Comment accompagner des femmes qui reconstruisent leur vie après des violences conjugales ?

Notre conseillère en insertion professionnelle partage son expérience de terrain et montre combien l’emploi peut devenir un puissant levier d’autonomie, de confiance et de liberté.

 

La force cachée de celles qui ont décidé de partir : quand la reconstruction commence !

Chaque semaine, j’accompagne des femmes qui ont fui des situations de violences conjugales.

Elles arrivent, souvent persuadées qu’elles ne valent plus rien.

Dans leur regard se mêlent l’incompréhension, la sidération, parfois la peur, et toujours une immense tristesse. Elles peinent à raconter leur histoire. Elles ont honte, persuadées qu’elles n’ont plus d’avenir seules, tant leur conjoint, et parfois même leur entourage, leur ont répété pendant des années qu’elles n’étaient plus capables de s’en sortir.

Au sortir de ces situations dramatiques, ces femmes ne savent plus vraiment qui elles sont, ni qui elles étaient avant l’emprise.
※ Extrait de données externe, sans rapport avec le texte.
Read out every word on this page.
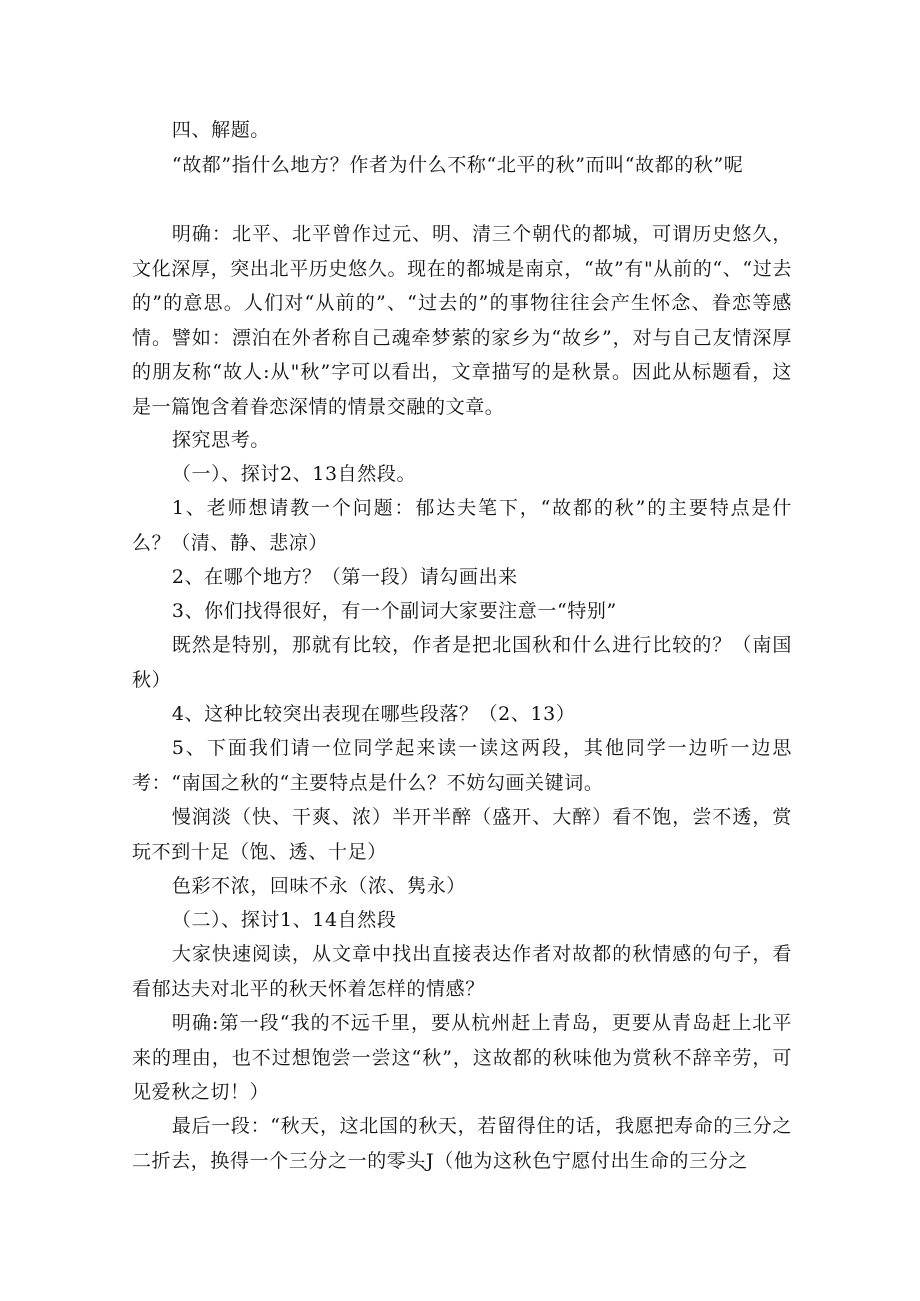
四、解题。

“故都”指什么地方？作者为什么不称“北平的秋”而叫“故都的秋”呢

明确：北平、北平曾作过元、明、清三个朝代的都城，可谓历史悠久，文化深厚，突出北平历史悠久。现在的都城是南京，“故”有"从前的“、“过去的”的意思。人们对“从前的”、“过去的”的事物往往会产生怀念、眷恋等感情。譬如：漂泊在外者称自己魂牵梦萦的家乡为“故乡”，对与自己友情深厚的朋友称“故人:从"秋”字可以看出，文章描写的是秋景。因此从标题看，这是一篇饱含着眷恋深情的情景交融的文章。

探究思考。

（一）、探讨2、13自然段。

1、老师想请教一个问题：郁达夫笔下，“故都的秋”的主要特点是什么？（清、静、悲凉）

2、在哪个地方？（第一段）请勾画出来

3、你们找得很好，有一个副词大家要注意一“特别”

既然是特别，那就有比较，作者是把北国秋和什么进行比较的？（南国秋）

4、这种比较突出表现在哪些段落？（2、13）

5、下面我们请一位同学起来读一读这两段，其他同学一边听一边思考：“南国之秋的“主要特点是什么？不妨勾画关键词。

慢润淡（快、干爽、浓）半开半醉（盛开、大醉）看不饱，尝不透，赏玩不到十足（饱、透、十足）

色彩不浓，回味不永（浓、隽永）

（二）、探讨1、14自然段

大家快速阅读，从文章中找出直接表达作者对故都的秋情感的句子，看看郁达夫对北平的秋天怀着怎样的情感？

明确:第一段“我的不远千里，要从杭州赶上青岛，更要从青岛赶上北平来的理由，也不过想饱尝一尝这“秋”，这故都的秋味他为赏秋不辞辛劳，可见爱秋之切！）

最后一段：“秋天，这北国的秋天，若留得住的话，我愿把寿命的三分之二折去，换得一个三分之一的零头J（他为这秋色宁愿付出生命的三分之
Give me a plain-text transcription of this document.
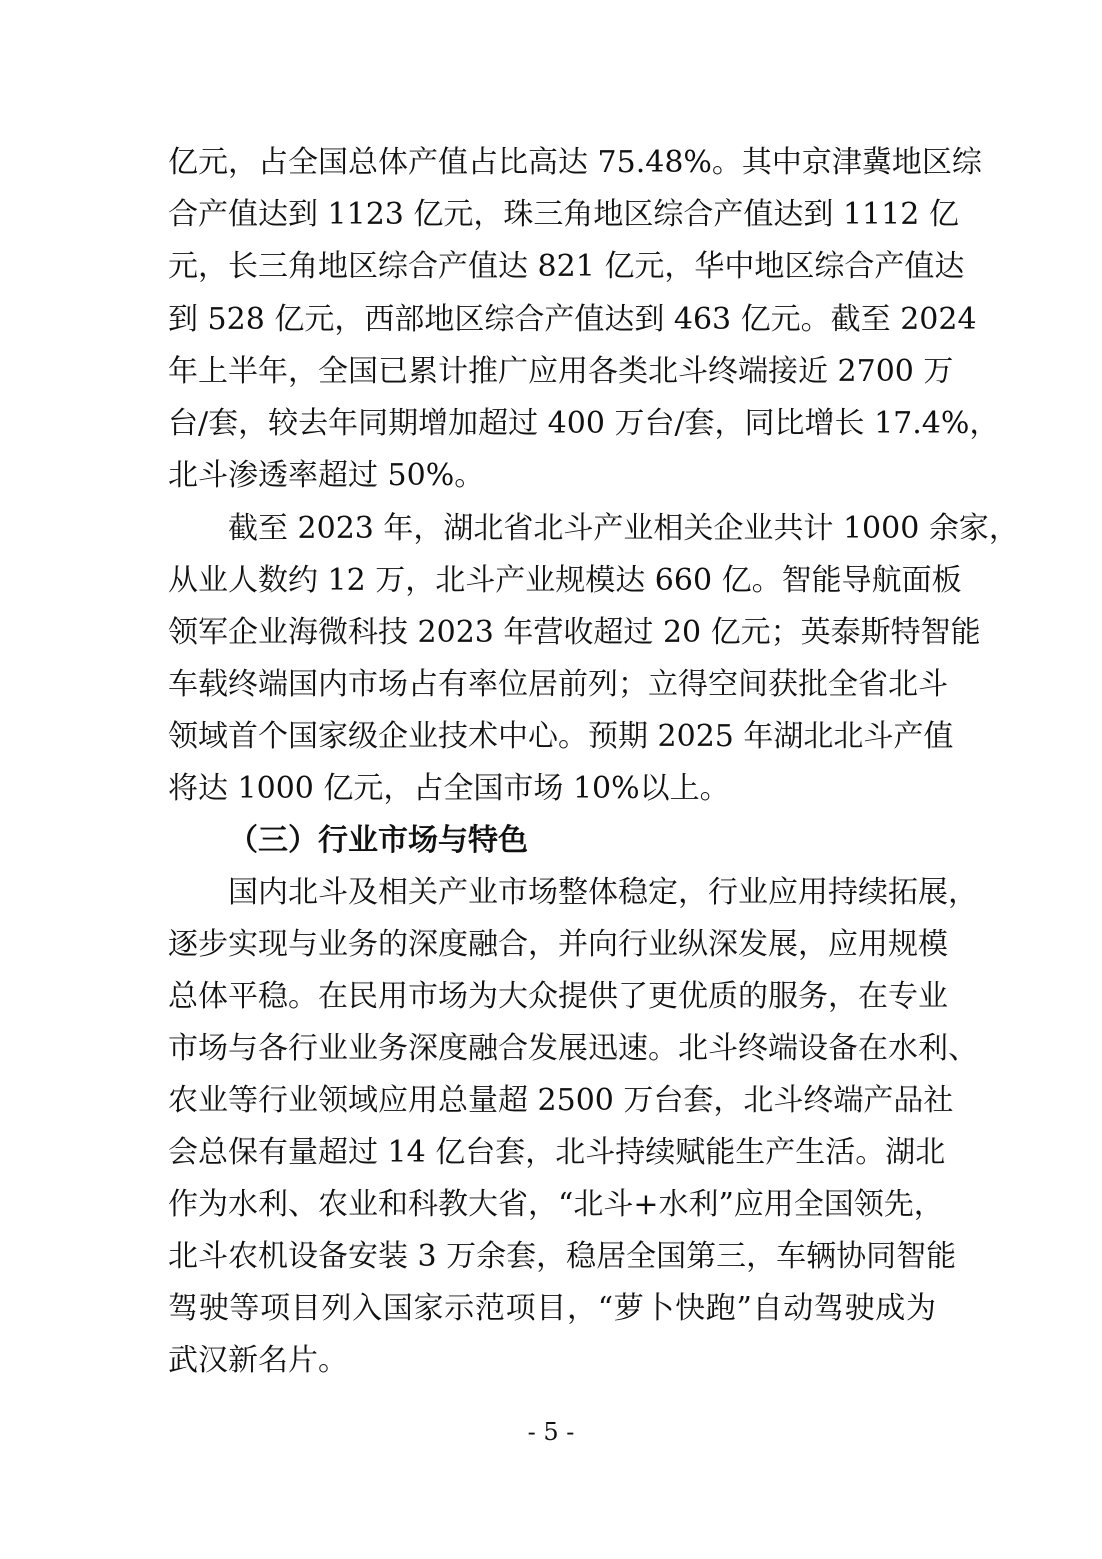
亿元，占全国总体产值占比高达 75.48%。其中京津冀地区综
合产值达到 1123 亿元，珠三角地区综合产值达到 1112 亿
元，长三角地区综合产值达 821 亿元，华中地区综合产值达
到 528 亿元，西部地区综合产值达到 463 亿元。截至 2024
年上半年，全国已累计推广应用各类北斗终端接近 2700 万
台/套，较去年同期增加超过 400 万台/套，同比增长 17.4%，
北斗渗透率超过 50%。
截至 2023 年，湖北省北斗产业相关企业共计 1000 余家，
从业人数约 12 万，北斗产业规模达 660 亿。智能导航面板
领军企业海微科技 2023 年营收超过 20 亿元；英泰斯特智能
车载终端国内市场占有率位居前列；立得空间获批全省北斗
领域首个国家级企业技术中心。预期 2025 年湖北北斗产值
将达 1000 亿元，占全国市场 10%以上。
（三）行业市场与特色
国内北斗及相关产业市场整体稳定，行业应用持续拓展，
逐步实现与业务的深度融合，并向行业纵深发展，应用规模
总体平稳。在民用市场为大众提供了更优质的服务，在专业
市场与各行业业务深度融合发展迅速。北斗终端设备在水利、
农业等行业领域应用总量超 2500 万台套，北斗终端产品社
会总保有量超过 14 亿台套，北斗持续赋能生产生活。湖北
作为水利、农业和科教大省，“北斗+水利”应用全国领先，
北斗农机设备安装 3 万余套，稳居全国第三，车辆协同智能
驾驶等项目列入国家示范项目，“萝卜快跑”自动驾驶成为
武汉新名片。
- 5 -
Pourtant, derrière les blessures, je découvre des ressources, des compétences, des personnalités de grande qualité, et une force de reconstruction extraordinaire.

Le chemin de la reconstruction est long mais la page n’est pas blanche. Dans ce contexte de survie, elles vont devoir mobiliser des ressources dont elles n’ont pas toujours conscience et se réinventer, renaître de leurs cendres. Elles choisissent malgré tout d’avancer.

Le premier pas est le plus fort. Il s’agit de dire non, de refuser de vivre un enfer, de retrouver sa liberté. Alors elles se décident à rompre, à sortir du cercle infernal, et à consulter nos juristes et nos psychologues.

C’est à ce moment-là que je les rencontre ! Ma mission en tant que Conseillère Insertion Professionnelle (CIP) au sein du CIDFF des Hauts-de-Seine Nord est de les accompagner pour favoriser leur insertion sociale et professionnelle et les aider à construire leur avenir en toute autonomie.

Elles sont convaincues que leur indépendance, leur liberté, c’est l’autonomie financière. Et pourtant, elles sont persuadées de ne plus rien savoir faire. C’est là que commence le chemin vers l’autonomie retrouvée.

Il s’agit de tenir compte de leurs contraintes et de situations très diverses : parcours éloignés de l’emploi, interruptions de carrières, professions exercées à l’étranger, diplômes non reconnus en France, charge familiale puisqu’elles sont souvent seules avec leurs enfants… et très souvent de leur sentiment profond de ne plus être capable de reprendre une activité, parfois malgré des parcours professionnels brillants.

Je m’efforce de construire avec elles des projets professionnels en adéquation avec leurs compétences, leurs qualités, leurs talents, et adaptés à la réalité du marché du travail et de leurs aspirations.

Elles ont besoin de partager leurs difficultés administratives quotidiennes et de rappeler à quel point leurs enfants sont importants pour elles. Peu à peu elles se confient, racontent leur histoire, expriment leurs peines, presque honteusement. Beaucoup disent ne plus avoir la force de reprendre une activité tant elles se sentent submergées par les difficultés qu’elles rencontrent.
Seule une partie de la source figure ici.